In comparison to previous portraits of English monarchs such as Elizabeth I’s Armada Portrait, van Dyke’s work is rich in color, replete with observed detail, and possesses a Baroque sense of movement and grandeur. It shows that Charles I was on-trend, learning from other European images of power, such as Peter Paul Rubens’s 1603 Equestrian Portrait of the Duke of Lerma, and aiming to lead English artistic tastes along continental lines.
A political statement
This progressive attitude to the arts came at a political cost. Charles’s critics in England saw the king’s interest in foreign styles as evidence of his softening attitudes to Catholic sensibilities (England had broken from the Catholic church a hundred years earlier), and his court’s ideological detachment from the rest of the nation.

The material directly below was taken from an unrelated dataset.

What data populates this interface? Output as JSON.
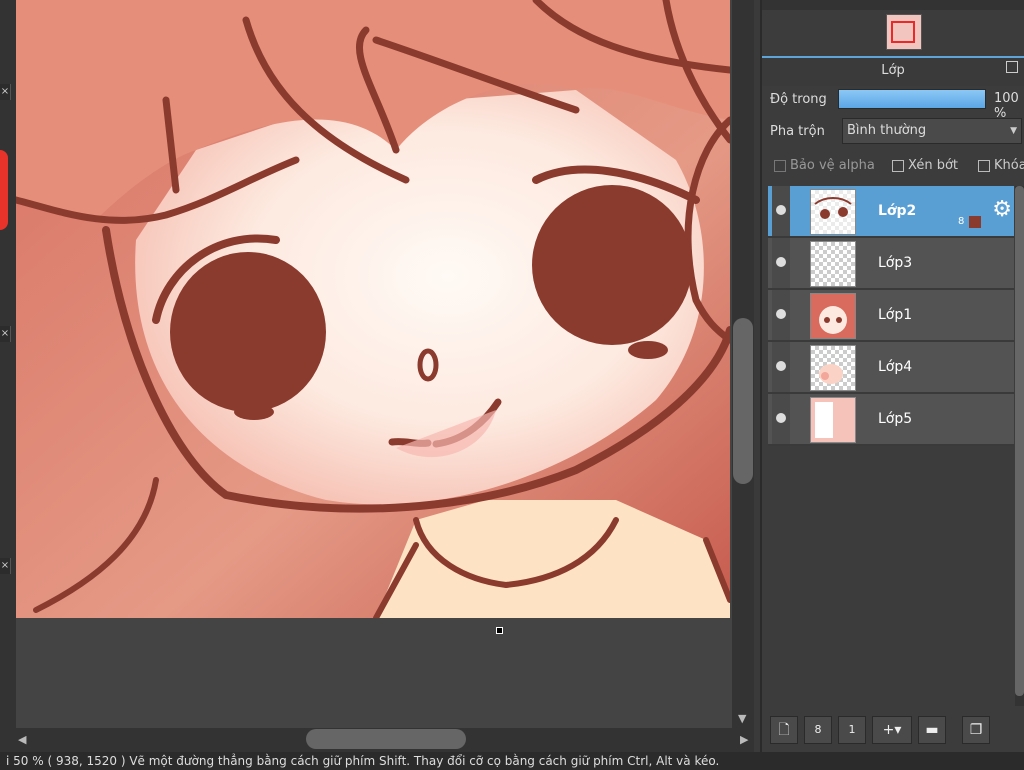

These clashes contributed to Parliament’s animosity towards the crown, which in turn led to the English Civil War (1642–51).
In the years leading up to the civil war, Parliament frustrated the king’s military ambitions by curbing his ability to raise money through taxation. In 1629 Charles retaliated by dissolving Parliament and governing the nation independently in an eleven-year period of “personal rule.” Charles I with M. de St. Antoine, painted during this period of autocracy, encapsulates the King’s notion of independent authority, and his belief in the divine right of kings (the notion that God had sanctioned his right to rule). Indeed, there is something saintly about the depiction of Charles in this painting, judging by his pristine white horse and the awed expression of the Seigneur de St. Antoine. Perhaps the courtly audience of this painting may have seen Charles as a modern embodiment of St. George – the dragon-slaying patron saint of England who was typically represented as a valorous knight.
After the Parliamentarians won the English Civil War, Charles I was put on trial, found guilty of treason, and condemned to be beheaded. In the aftermath England became a republic and many of Charles’s possessions, including his extraordinary art collection, was sold off to raise funds for the new political regime. Charles I with M. de St. Antoine went to an Englishman named Hugh Pope for . However the royal family was re-instated in England later in the seventeenth century and they quickly bought back the painting. It remains in the royal collection to this day.